Yea I know you can use partial fractions and that makes it easy, but I don't know why you wouldn't be able to use complex numbers, i's a constant and as long as you don't make an arithmetic error you're still gonna get a correct answer.
(2i/3)*tan^-1(-i/3) is equivalent to ln(2)/3 (according to wolfram alpha at least)
I understand that if the integral has a context, such as volume or distance then I obviously can't use complex numbers, but if its just an indefinite integral and my gut instinct is to force an inverse tan integral instead of using partial fractions then it'd be frustrating to lose marks because of it.

Ahh well, I guess I'll just try and avoid using complex numbers when integrating in future (unless of course I don't think i'll get an answer otherwise).
Thanks

5. ## Re: Equivalencies when integrating?

Originally Posted by Skitzgerald
Yea I know you can use partial fractions and that makes it easy, but I don't know why you wouldn't be able to use complex numbers, i's a constant and as long as you don't make an arithmetic error you're still gonna get a correct answer.
(2i/3)*tan^-1(-i/3) is equivalent to ln(2)/3 (according to wolfram alpha at least)
I understand that if the integral has a context, such as volume or distance then I obviously can't use complex numbers, but if its just an indefinite integral and my gut instinct is to force an inverse tan integral instead of using partial fractions then it'd be frustrating to lose marks because of it.

Ahh well, I guess I'll just try and avoid using complex numbers when integrating in future (unless of course I don't think i'll get an answer otherwise).
Thanks
Like I said, your answer involving complex numbers is essentially correct, but you need knowledge of the complex arctangent function to simplify it down to the desired form of the answer (ln(2)/3). And in the HSC, you should probably not use the complex method because it isn't in the syllabus and there's no real need to use it.

6. ## Re: Equivalencies when integrating?

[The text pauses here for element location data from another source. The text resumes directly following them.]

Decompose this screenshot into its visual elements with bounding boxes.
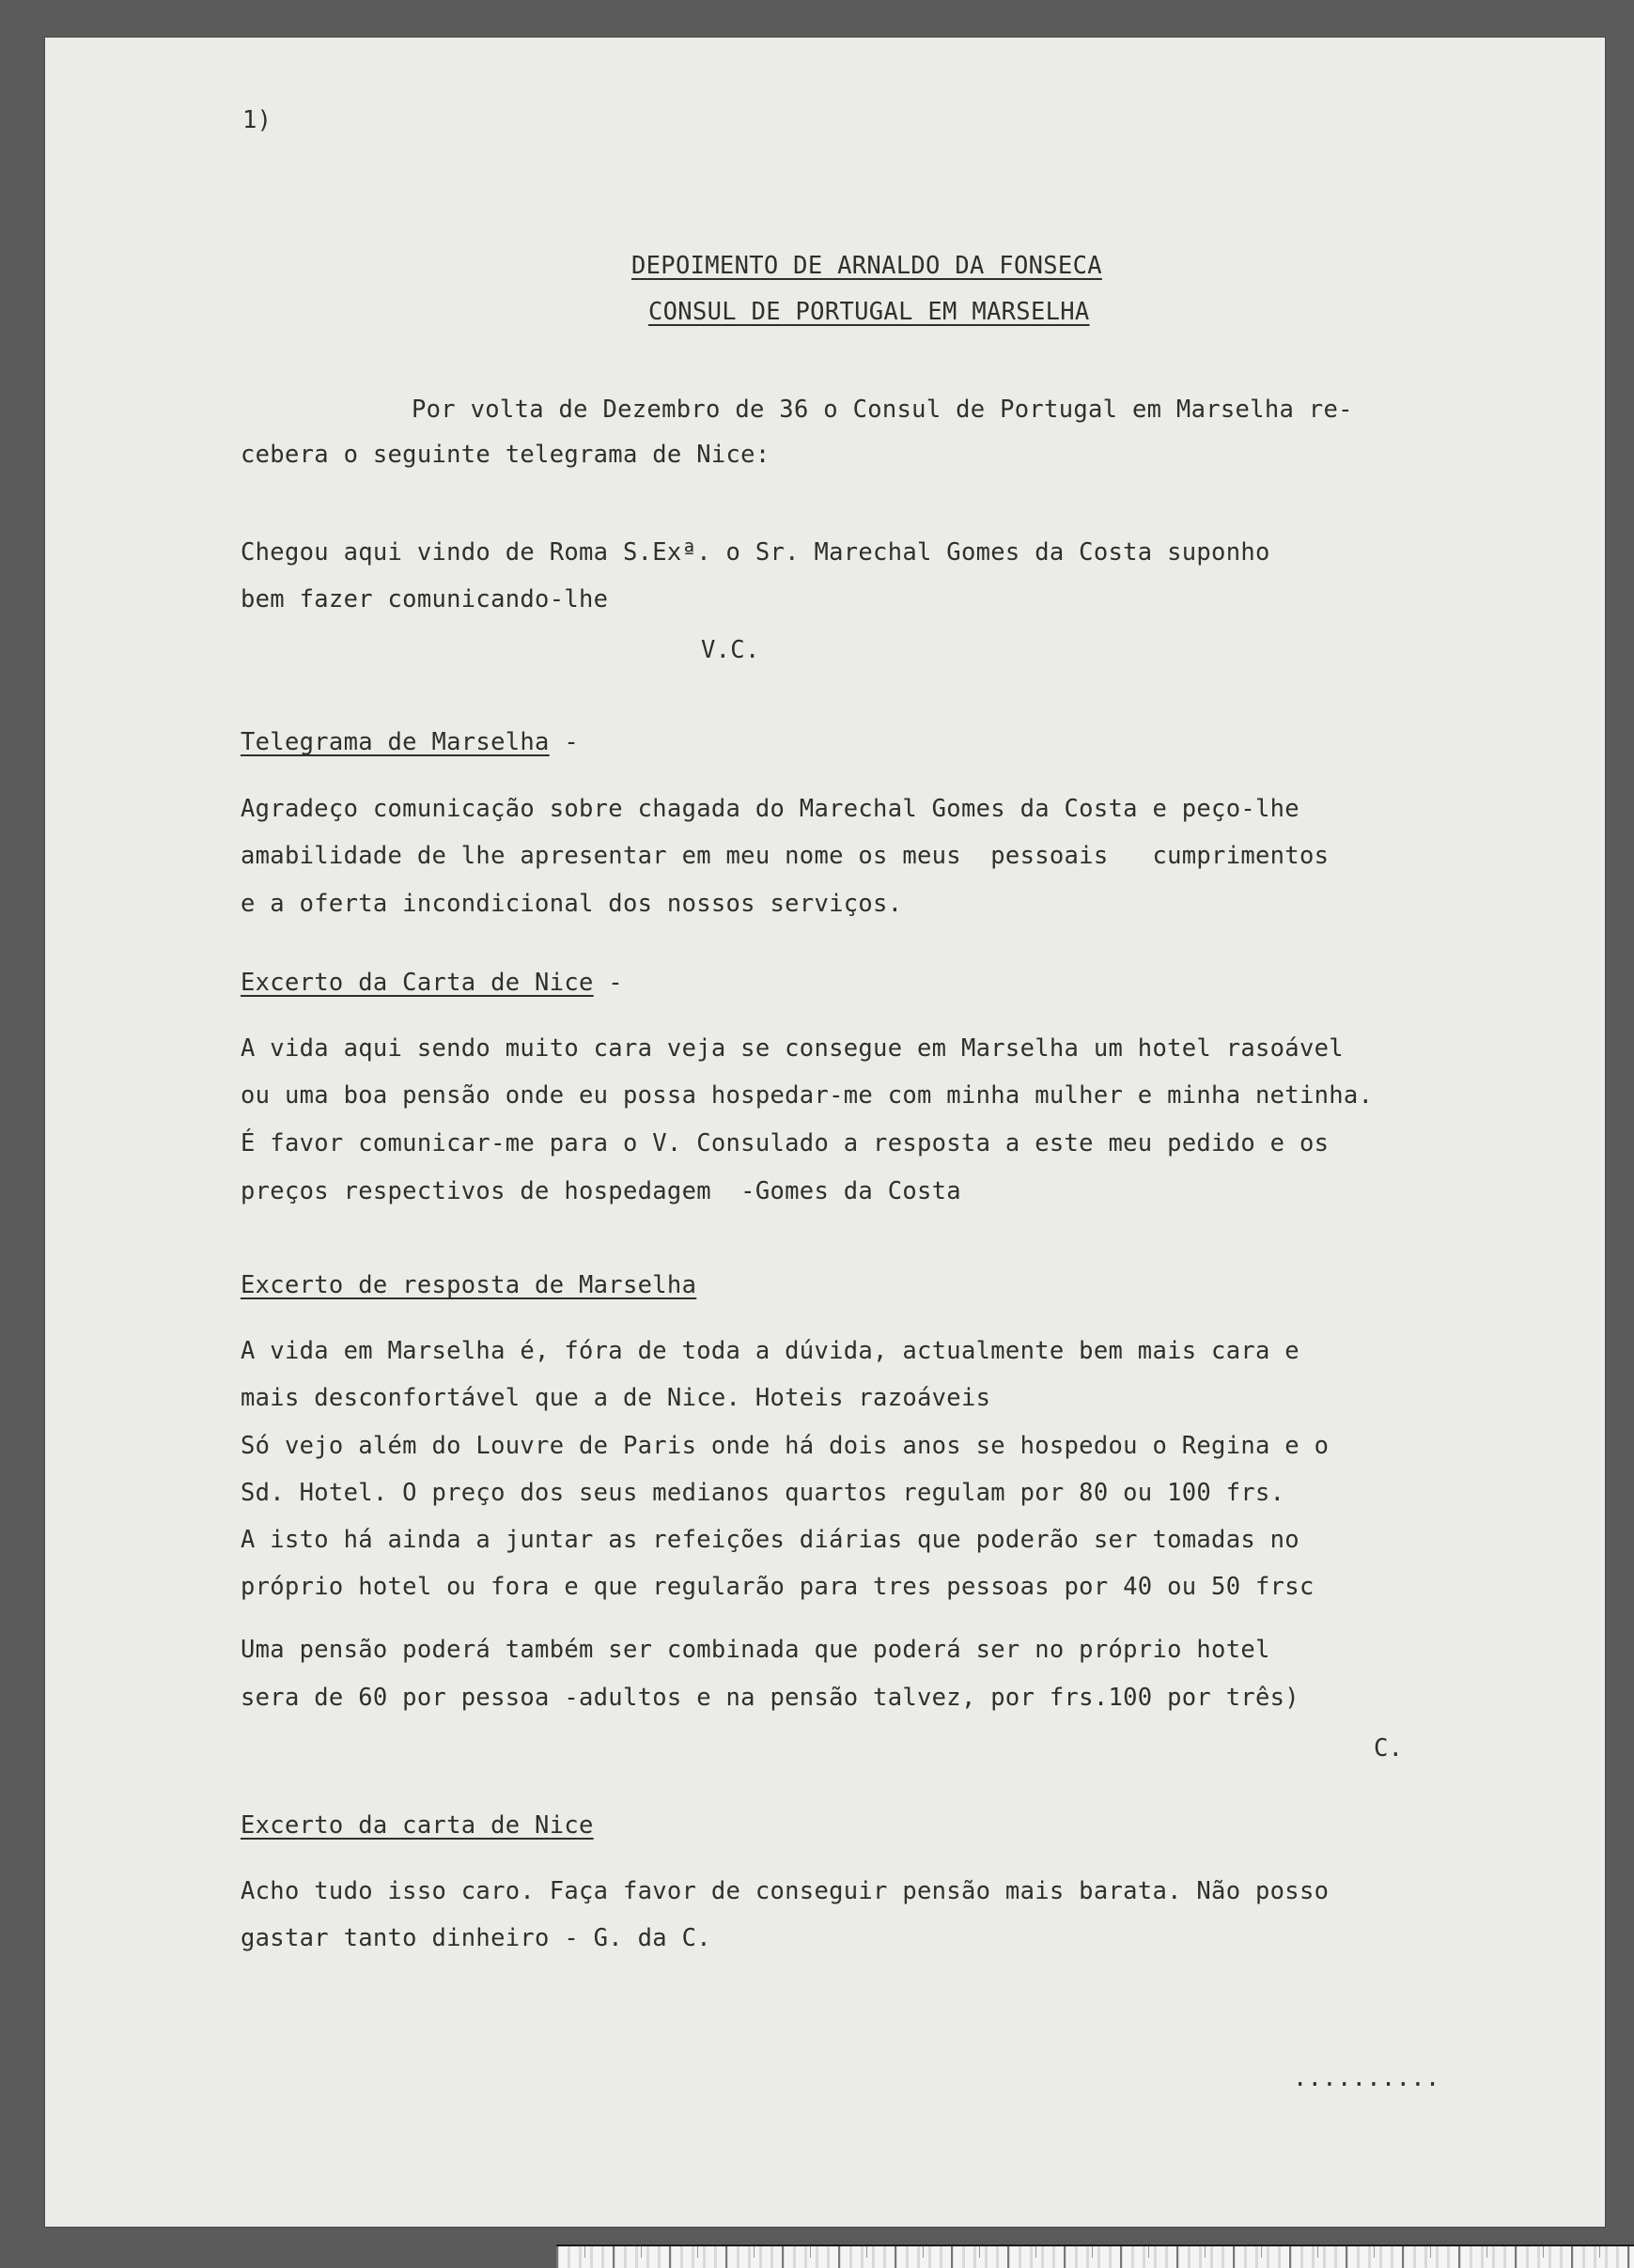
telegram-nice-line-2: bem fazer comunicando-lhe: [241, 585, 609, 614]
resposta-line-1: A vida em Marselha é, fóra de toda a dúvida, actualmente bem mais cara e: [241, 1337, 1299, 1365]
resposta-line-3: Só vejo além do Louvre de Paris onde há dois anos se hospedou o Regina e o: [241, 1432, 1330, 1460]
ruler-mid-ticks: [584, 2246, 1634, 2258]
excerto-nice-1-heading: Excerto da Carta de Nice: [241, 969, 594, 997]
telegram-marselha-heading: Telegrama de Marselha: [241, 728, 550, 756]
continuation-dots: ..........: [1293, 2064, 1440, 2092]
resposta-signature: C.: [1374, 1734, 1404, 1763]
telegram-marselha-line-2: amabilidade de lhe apresentar em meu nome os meus pessoais cumprimentos: [241, 842, 1330, 870]
telegram-nice-signature: V.C.: [701, 636, 760, 664]
intro-line-2: cebera o seguinte telegrama de Nice:: [241, 441, 770, 469]
resposta-line-5: A isto há ainda a juntar as refeições diárias que poderão ser tomadas no: [241, 1526, 1299, 1554]
resposta-line-2: mais desconfortável que a de Nice. Hoteis razoáveis: [241, 1384, 991, 1412]
excerto-nice-2-heading: Excerto da carta de Nice: [241, 1811, 594, 1840]
excerto-resposta-heading: Excerto de resposta de Marselha: [241, 1271, 697, 1299]
excerto-nice-2-line-2: gastar tanto dinheiro - G. da C.: [241, 1924, 711, 1952]
excerto-nice-1-line-3: É favor comunicar-me para o V. Consulado a resposta a este meu pedido e os: [241, 1129, 1330, 1157]
document-title-line2: CONSUL DE PORTUGAL EM MARSELHA: [648, 298, 1090, 326]
resposta-line-6: próprio hotel ou fora e que regularão para tres pessoas por 40 ou 50 frsc: [241, 1573, 1315, 1601]
resposta-line-8: sera de 60 por pessoa -adultos e na pensão talvez, por frs.100 por três): [241, 1684, 1299, 1712]
document-title-line1: DEPOIMENTO DE ARNALDO DA FONSECA: [631, 252, 1102, 280]
scale-ruler: [556, 2245, 1634, 2268]
excerto-nice-1-line-1: A vida aqui sendo muito cara veja se consegue em Marselha um hotel rasoável: [241, 1034, 1344, 1063]
heading-dash: -: [593, 969, 623, 997]
page-number: 1): [242, 106, 272, 134]
intro-line-1: Por volta de Dezembro de 36 o Consul de Portugal em Marselha re-: [412, 396, 1353, 424]
excerto-nice-1-line-4: preços respectivos de hospedagem -Gomes da Costa: [241, 1177, 961, 1205]
telegram-marselha-line-1: Agradeço comunicação sobre chagada do Marechal Gomes da Costa e peço-lhe: [241, 795, 1299, 823]
heading-dash: -: [549, 728, 580, 756]
excerto-nice-1-heading-row: [241, 968, 623, 998]
telegram-marselha-heading-row: [241, 727, 579, 757]
telegram-nice-line-1: Chegou aqui vindo de Roma S.Exª. o Sr. Marechal Gomes da Costa suponho: [241, 538, 1270, 567]
excerto-nice-1-line-2: ou uma boa pensão onde eu possa hospedar-me com minha mulher e minha netinha.: [241, 1081, 1374, 1110]
resposta-line-4: Sd. Hotel. O preço dos seus medianos quartos regulam por 80 ou 100 frs.: [241, 1479, 1285, 1507]
excerto-nice-2-line-1: Acho tudo isso caro. Faça favor de conseguir pensão mais barata. Não posso: [241, 1877, 1330, 1905]
telegram-marselha-line-3: e a oferta incondicional dos nossos serviços.: [241, 890, 903, 918]
resposta-line-7: Uma pensão poderá também ser combinada que poderá ser no próprio hotel: [241, 1636, 1270, 1664]
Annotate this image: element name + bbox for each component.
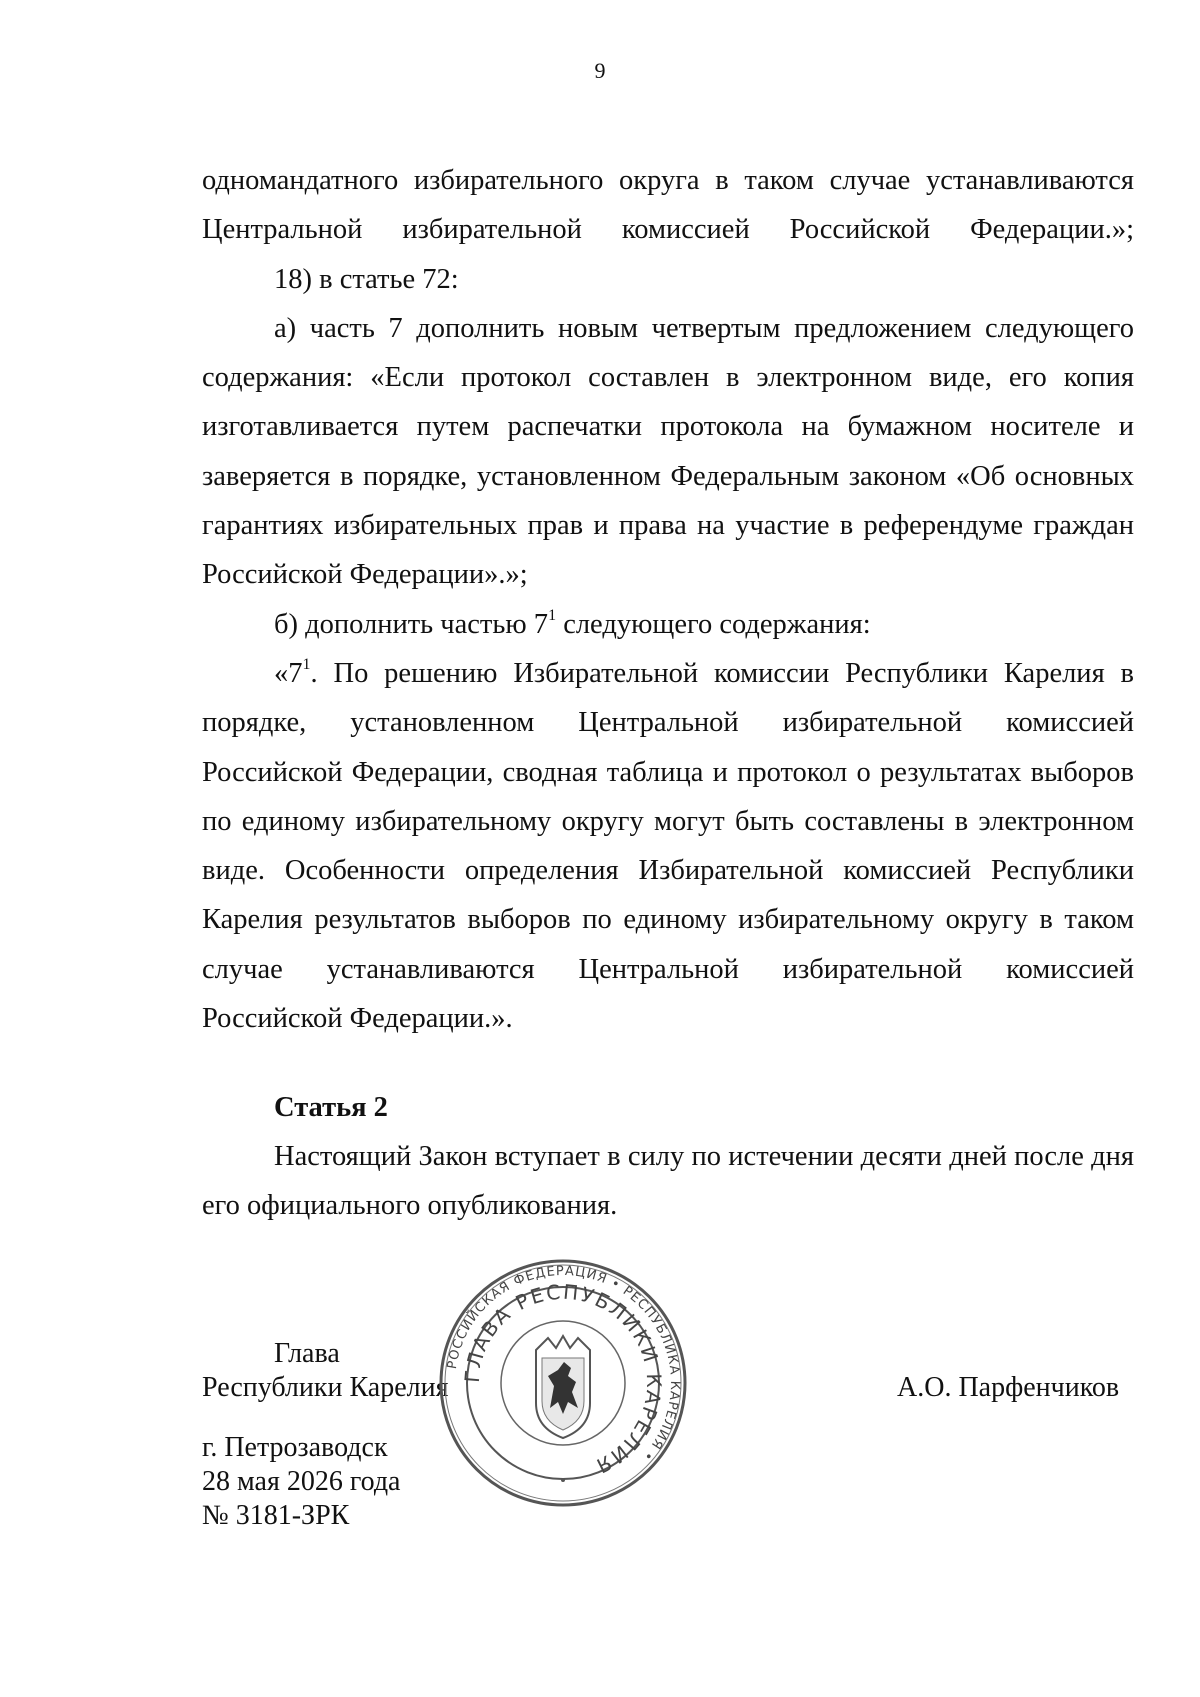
article-paragraph — [202, 1132, 1134, 1231]
paragraph-text: а) часть 7 дополнить новым четвертым предложением следующего содержания: «Если протокол составлен в электронном виде, его копия изготавливается путем распечатки протокола на бумажном носителе и заверяется в порядке, установленном Федеральным законом «Об основных гарантиях избирательных прав и права на участие в референдуме граждан Российской Федерации».»; — [202, 312, 1134, 591]
paragraph-item-b — [202, 600, 1134, 649]
paragraph-text-start: «7 — [274, 657, 303, 689]
seal-outer-text: РОССИЙСКАЯ ФЕДЕРАЦИЯ • РЕСПУБЛИКА КАРЕЛИЯ • — [444, 1263, 683, 1465]
article-body — [202, 1132, 1134, 1231]
seal-dot — [561, 1478, 565, 1482]
article-heading: Статья 2 — [274, 1092, 388, 1123]
official-seal — [438, 1258, 688, 1508]
place-of-signing: г. Петрозаводск — [202, 1432, 388, 1463]
signatory-title-line2: Республики Карелия — [202, 1372, 449, 1403]
paragraph-text-end: следующего содержания: — [556, 608, 871, 640]
paragraph-continuation — [202, 156, 1134, 255]
paragraph-text: . По решению Избирательной комиссии Республики Карелия в порядке, установленном Центральной избирательной комиссией Российской Федерации, сводная таблица и протокол о результатах выборов по единому избирательному округу могут быть составлены в электронном виде. Особенности определения Избирательной комиссией Республики Карелия результатов выборов по единому избирательному округу в таком случае устанавливаются Центральной избирательной комиссией Российской Федерации.». — [202, 657, 1134, 1035]
seal-inner-text: ГЛАВА РЕСПУБЛИКИ КАРЕЛИЯ — [459, 1279, 667, 1479]
date-of-signing: 28 мая 2026 года — [202, 1466, 401, 1497]
paragraph-text: Настоящий Закон вступает в силу по истечении десяти дней после дня его официального опубликования. — [202, 1141, 1134, 1222]
paragraph-part-7-1 — [202, 649, 1134, 1043]
signatory-name: А.О. Парфенчиков — [897, 1372, 1120, 1403]
paragraph-text-start: б) дополнить частью 7 — [274, 608, 549, 640]
paragraph-item-a — [202, 304, 1134, 600]
document-body — [202, 156, 1134, 1043]
coat-of-arms-emblem — [536, 1336, 590, 1438]
superscript: 1 — [548, 607, 557, 625]
page-number: 9 — [594, 58, 606, 83]
paragraph-text: одномандатного избирательного округа в таком случае устанавливаются Центральной избирательной комиссией Российской Федерации.»; — [202, 165, 1134, 246]
signatory-title-line1: Глава — [274, 1338, 340, 1369]
paragraph-item-18 — [202, 255, 1134, 304]
superscript: 1 — [302, 656, 311, 674]
paragraph-text: 18) в статье 72: — [274, 263, 459, 295]
law-number: № 3181-ЗРК — [202, 1500, 350, 1531]
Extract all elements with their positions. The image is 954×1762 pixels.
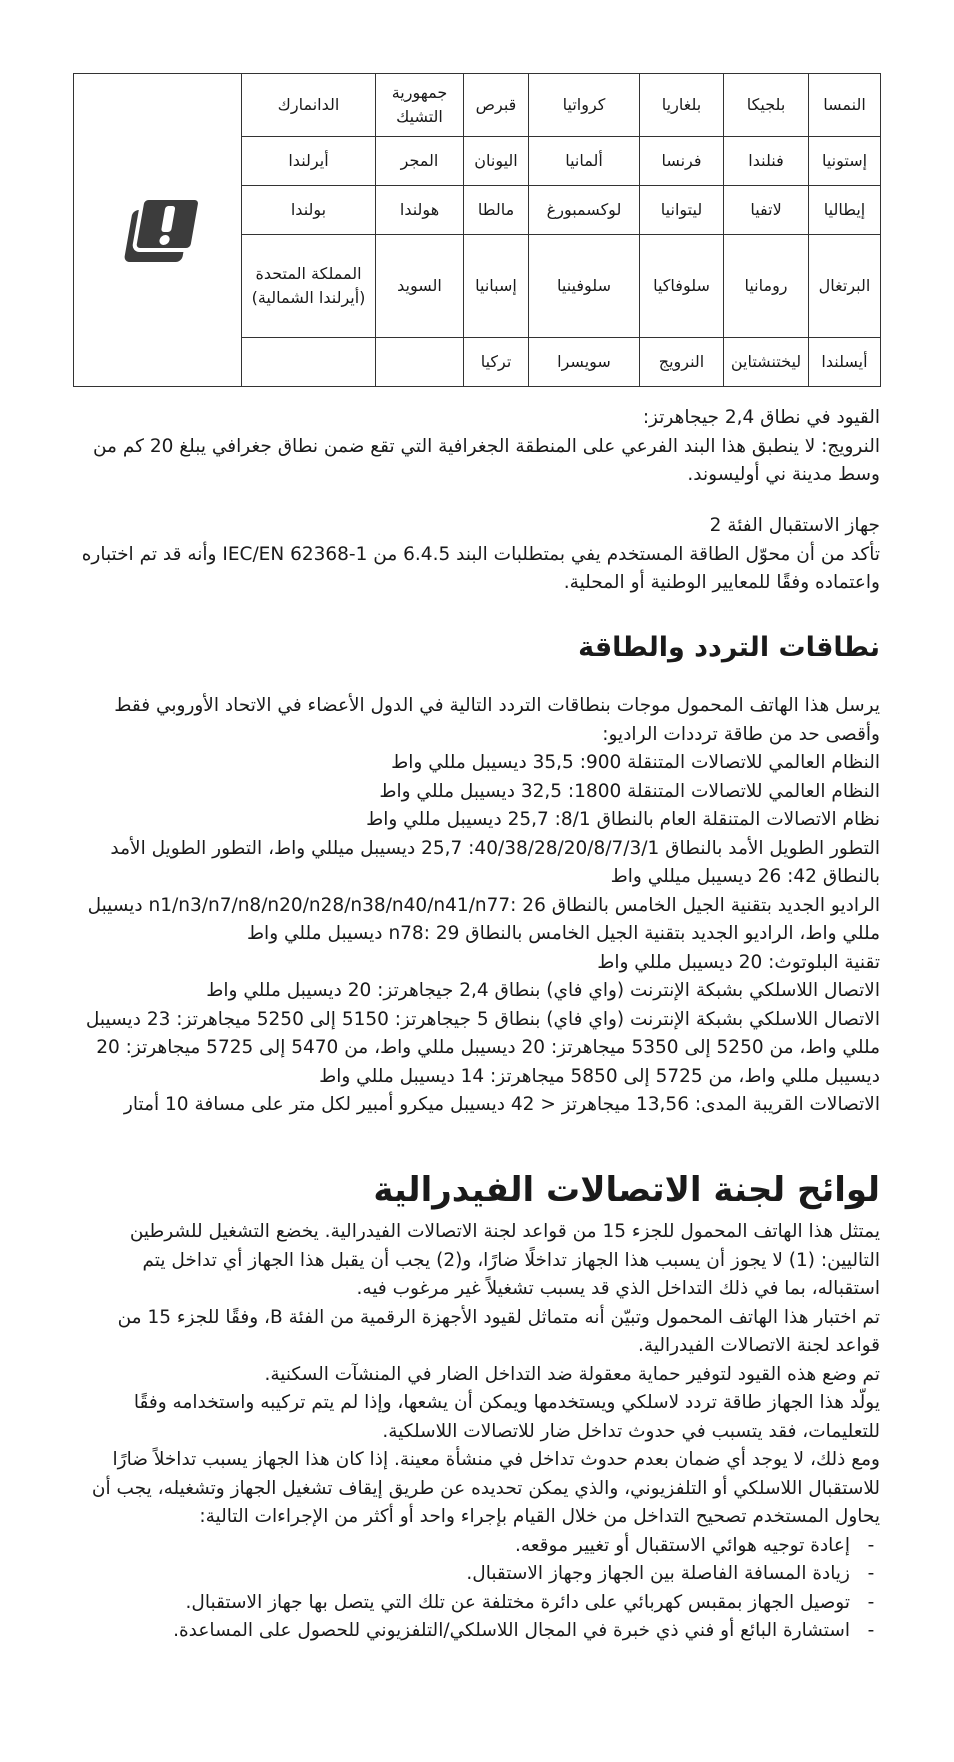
- freq-line: نظام الاتصالات المتنقلة العام بالنطاق 8/1: 25,7 ديسيبل مللي واط: [366, 809, 880, 830]
- country-cell: رومانيا: [724, 235, 809, 338]
- country-cell: لاتفيا: [724, 186, 809, 235]
- list-item: [80, 1589, 875, 1618]
- restrictions-block: [80, 404, 880, 490]
- country-cell: البرتغال: [809, 235, 881, 338]
- freq-line: الاتصال اللاسلكي بشبكة الإنترنت (واي فاي) بنطاق 2,4 جيجاهرتز: 20 ديسيبل مللي واط: [206, 980, 880, 1001]
- country-cell: فنلندا: [724, 137, 809, 186]
- country-cell: قبرص: [464, 74, 529, 137]
- country-cell: بلغاريا: [640, 74, 724, 137]
- country-cell: فرنسا: [640, 137, 724, 186]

Yea that was a reply to Pikachu.
Thanks for the link about the arctangent function, and i can understand that my answer isn't in its simplest form to anyone with knowledge about the arctan function, but everything i've done is mathematically correct and i've answered the question, so being confined to the "HSC" answer is annoying, i feel like im being punished for my creativity

7. ## Re: Equivalencies when integrating?

Originally Posted by Skitzgerald
Yea that was a reply to Pikachu.
Thanks for the link about the arctangent function, and i can understand that my answer isn't in its simplest form to anyone with knowledge about the arctan function, but everything i've done is mathematically correct and i've answered the question, so being confined to the "HSC" answer is annoying, i feel like im being punished for my creativity
Ah OK.

Well in any case, the markers are probably looking for the answer ln(2)/3. You should probably simplify your answer down to this because if you leave it as a complex arctangent, one could argue this isn't fully simplified, especially since we're dealing with a real integral (so we should give our final answer as a real number).